BACKGROUND: A warm and humid climate triggers several water-associated diseases such as malaria. Climate- or weather-driven malaria models, therefore, allow for a better understanding of malaria transmission dynamics. The Liverpool Malaria Model (LMM) is a mathematical-biological model of malaria parasite dynamics using daily temperature and precipitation data. In this study, the parameter settings of the LMM are refined and a new mathematical formulation of key processes related to the growth and size of the vector population are developed. METHODS: One of the most comprehensive studies to date in terms of gathering entomological and parasitological information from the literature was undertaken for the development of a new version of an existing malaria model. The knowledge was needed to allow the justification of new settings of various model parameters and motivated changes of the mathematical formulation of the LMM. RESULTS: The first part of the present study developed an improved set of parameter settings and mathematical formulation of the LMM. Important modules of the original LMM version were enhanced in order to achieve a higher biological and physical accuracy. The oviposition as well as the survival of immature mosquitoes were adjusted to field conditions via the application of a fuzzy distribution model.
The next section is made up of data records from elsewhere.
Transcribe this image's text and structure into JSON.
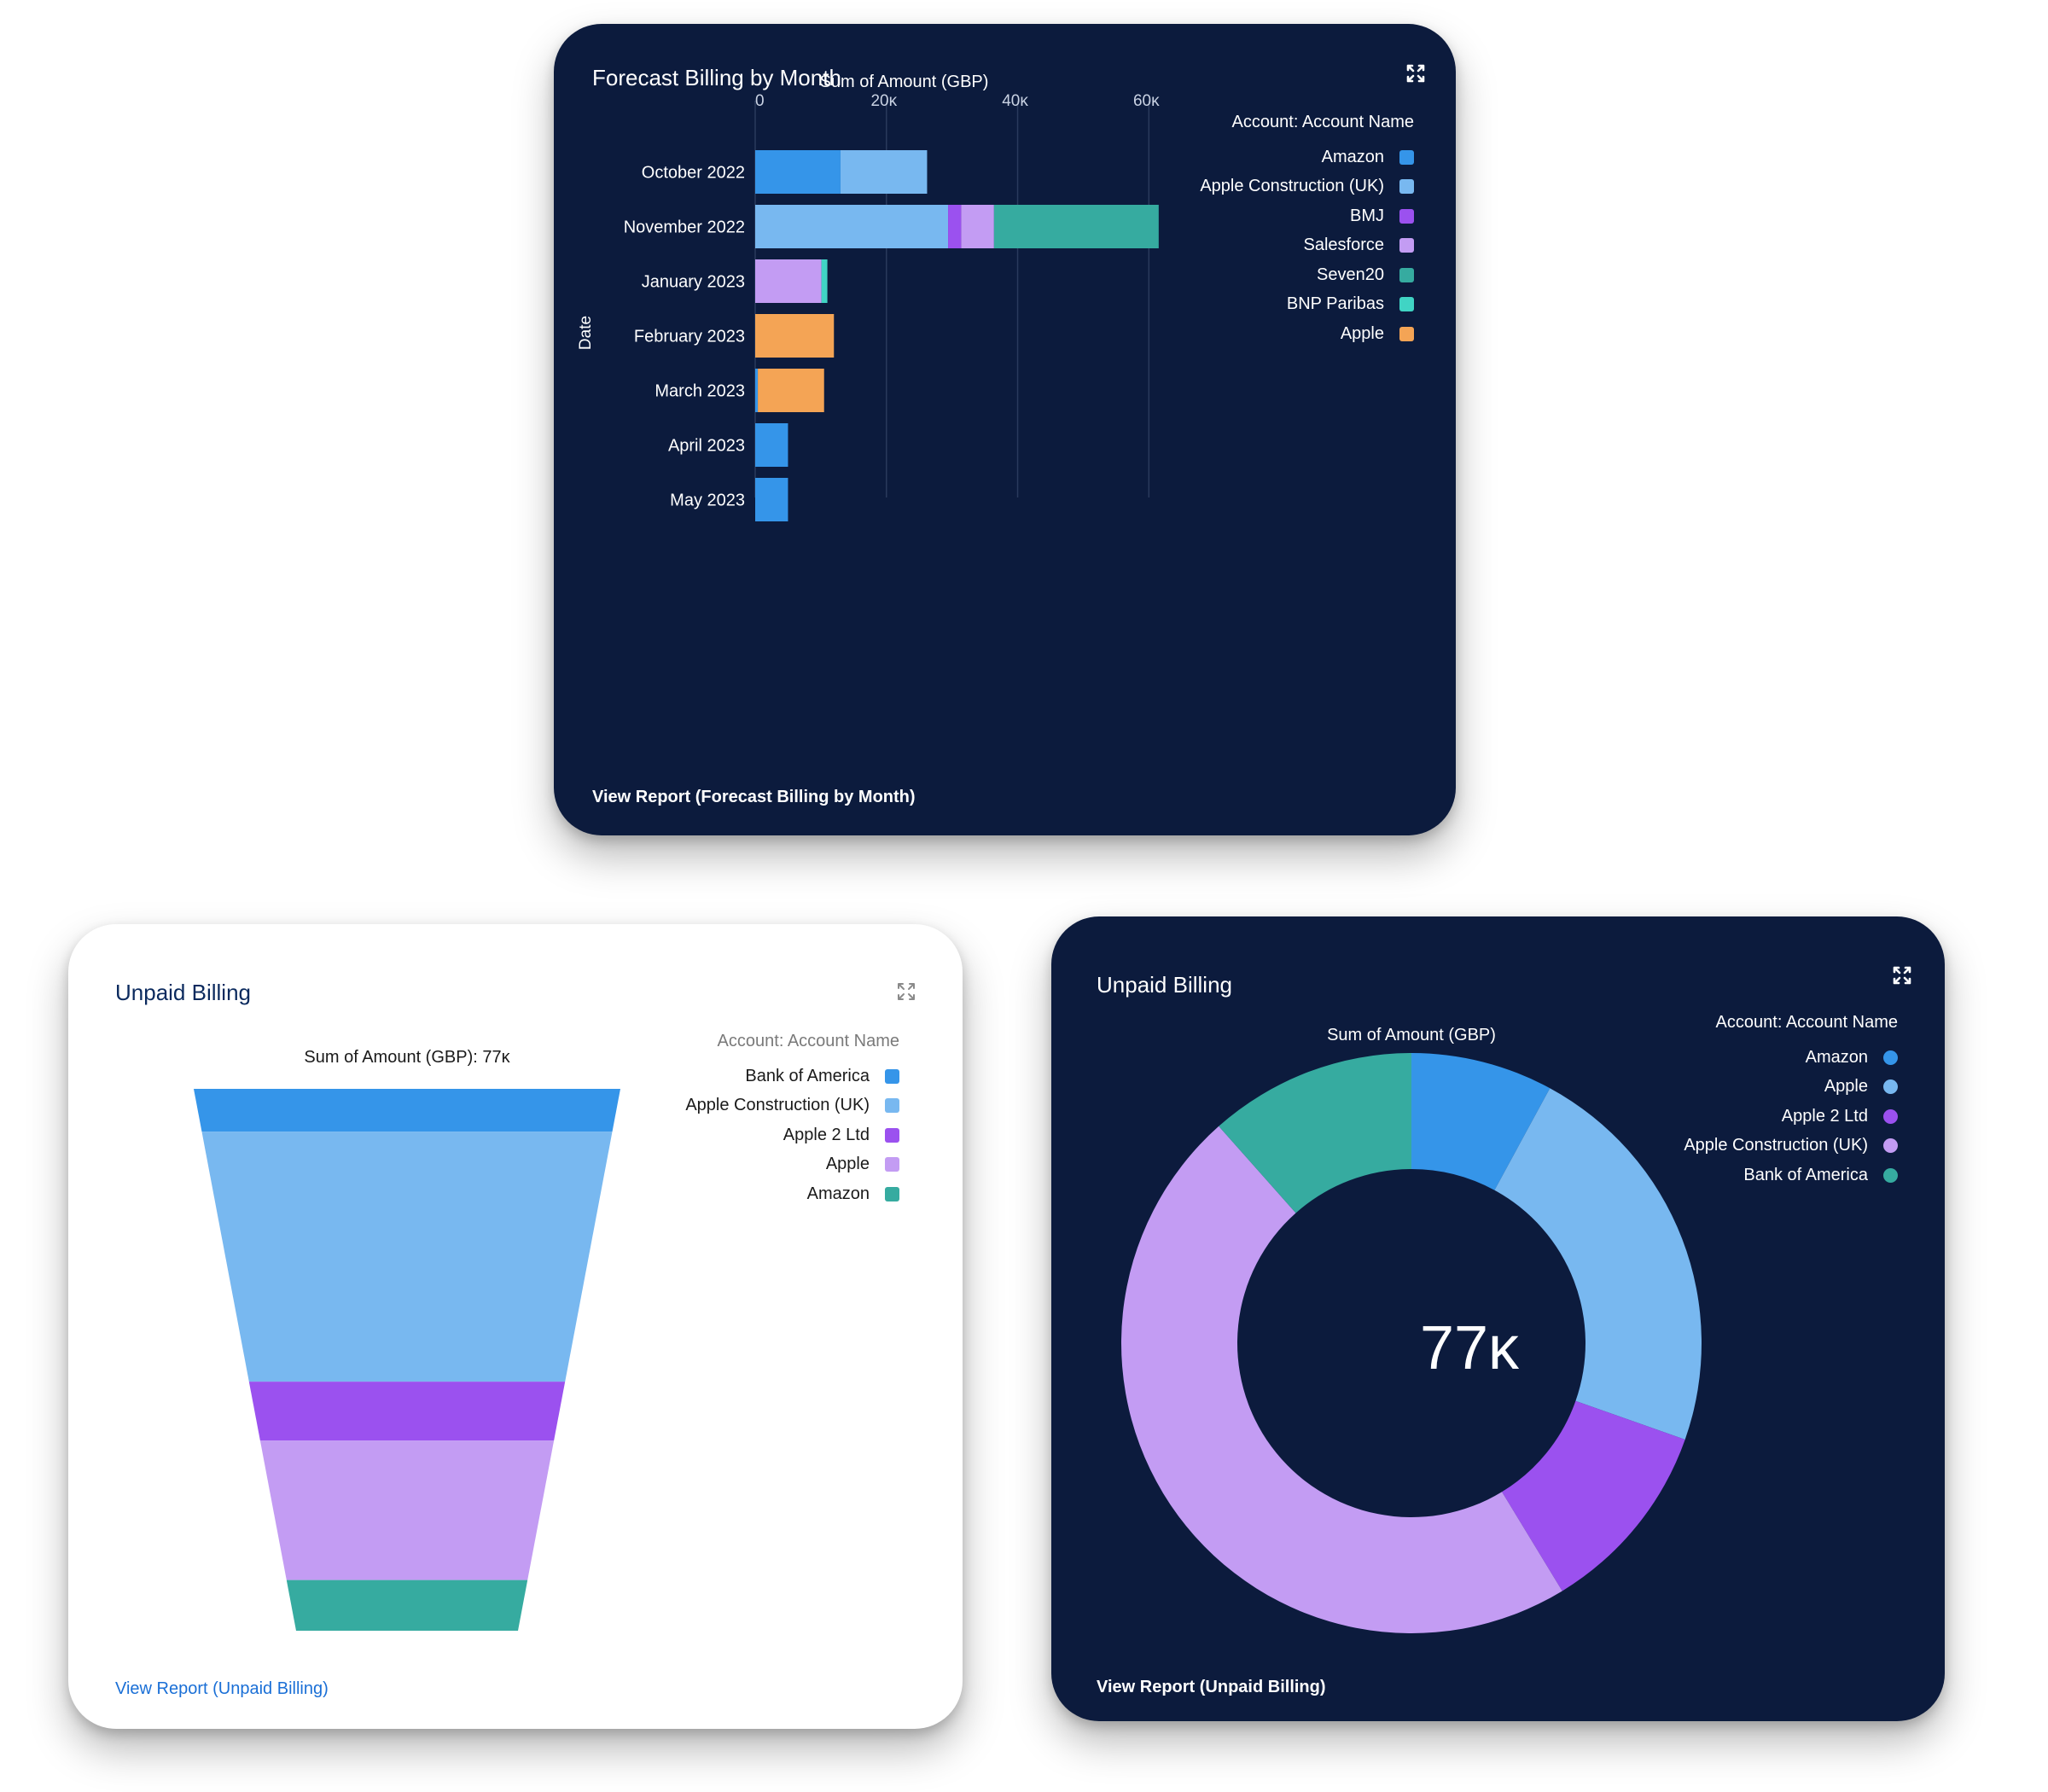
{
  "colors": {
    "blue": "#3595e9",
    "light_blue": "#78b8f0",
    "purple": "#9b51ef",
    "lavender": "#c39cf3",
    "teal": "#36aba0",
    "cyan": "#40d4c4",
    "orange": "#f4a455",
    "dark_bg": "#0c1b3d"
  },
  "forecast": {
    "title": "Forecast Billing by Month",
    "footer_link": "View Report (Forecast Billing by Month)",
    "expand_icon": "expand-icon",
    "legend_title": "Account: Account Name"
  },
  "unpaid_funnel": {
    "title": "Unpaid Billing",
    "footer_link": "View Report (Unpaid Billing)",
    "expand_icon": "expand-icon",
    "legend_title": "Account: Account Name"
  },
  "unpaid_donut": {
    "title": "Unpaid Billing",
    "footer_link": "View Report (Unpaid Billing)",
    "expand_icon": "expand-icon",
    "legend_title": "Account: Account Name",
    "center_value": "77ĸ"
  },
  "chart_data": [
    {
      "type": "bar",
      "orientation": "horizontal",
      "stacked": true,
      "title": "Forecast Billing by Month",
      "xlabel": "Sum of Amount (GBP)",
      "ylabel": "Date",
      "xlim": [
        0,
        61000
      ],
      "xticks": [
        0,
        20000,
        40000,
        60000
      ],
      "xtick_labels": [
        "0",
        "20ĸ",
        "40ĸ",
        "60ĸ"
      ],
      "legend_title": "Account: Account Name",
      "legend_position": "top-right",
      "categories": [
        "October 2022",
        "November 2022",
        "January 2023",
        "February 2023",
        "March 2023",
        "April 2023",
        "May 2023"
      ],
      "series": [
        {
          "name": "Amazon",
          "color": "#3595e9",
          "values": [
            13000,
            0,
            0,
            0,
            400,
            5000,
            5000
          ]
        },
        {
          "name": "Apple Construction (UK)",
          "color": "#78b8f0",
          "values": [
            13200,
            29400,
            0,
            0,
            0,
            0,
            0
          ]
        },
        {
          "name": "BMJ",
          "color": "#9b51ef",
          "values": [
            0,
            2000,
            0,
            0,
            0,
            0,
            0
          ]
        },
        {
          "name": "Salesforce",
          "color": "#c39cf3",
          "values": [
            0,
            5000,
            10100,
            0,
            0,
            0,
            0
          ]
        },
        {
          "name": "Seven20",
          "color": "#36aba0",
          "values": [
            0,
            25100,
            0,
            0,
            0,
            0,
            0
          ]
        },
        {
          "name": "BNP Paribas",
          "color": "#40d4c4",
          "values": [
            0,
            0,
            900,
            0,
            0,
            0,
            0
          ]
        },
        {
          "name": "Apple",
          "color": "#f4a455",
          "values": [
            0,
            0,
            0,
            12000,
            10100,
            0,
            0
          ]
        }
      ]
    },
    {
      "type": "funnel",
      "title": "Unpaid Billing",
      "label": "Sum of Amount (GBP): 77ĸ",
      "total": 77000,
      "legend_title": "Account: Account Name",
      "legend_position": "top-right",
      "series": [
        {
          "name": "Bank of America",
          "color": "#3595e9",
          "value": 6100
        },
        {
          "name": "Apple Construction (UK)",
          "color": "#78b8f0",
          "value": 35500
        },
        {
          "name": "Apple 2 Ltd",
          "color": "#9b51ef",
          "value": 8400
        },
        {
          "name": "Apple",
          "color": "#c39cf3",
          "value": 19800
        },
        {
          "name": "Amazon",
          "color": "#36aba0",
          "value": 7200
        }
      ]
    },
    {
      "type": "pie",
      "variant": "donut",
      "title": "Unpaid Billing",
      "label": "Sum of Amount (GBP)",
      "center_label": "77ĸ",
      "legend_title": "Account: Account Name",
      "legend_position": "top-right",
      "series": [
        {
          "name": "Amazon",
          "color": "#3595e9",
          "value": 6100
        },
        {
          "name": "Apple",
          "color": "#78b8f0",
          "value": 17300
        },
        {
          "name": "Apple 2 Ltd",
          "color": "#9b51ef",
          "value": 8400
        },
        {
          "name": "Apple Construction (UK)",
          "color": "#c39cf3",
          "value": 36300
        },
        {
          "name": "Bank of America",
          "color": "#36aba0",
          "value": 8900
        }
      ]
    }
  ]
}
Key model parameters, including the mature age of mosquitoes, the survival probability of adult mosquitoes, the human blood index, the mosquito-to-human (human-to-mosquito) transmission efficiency, the human infectious age, the recovery rate, as well as the gametocyte prevalence, were reassessed by means of entomological and parasitological observations. This paper also revealed that various malaria variables lack information from field studies to be set properly in a malaria modelling approach. CONCLUSIONS: Due to the multitude of model parameters and the uncertainty involved in the setting of parameters, an extensive literature survey was carried out, in order to produce a refined set of settings of various model parameters. This approach limits the degrees of freedom of the parameter space of the model, simplifying the final calibration of undetermined parameters (see the second part of this study). In addition, new mathematical formulations of important processes have improved the model in terms of the growth of the vector population.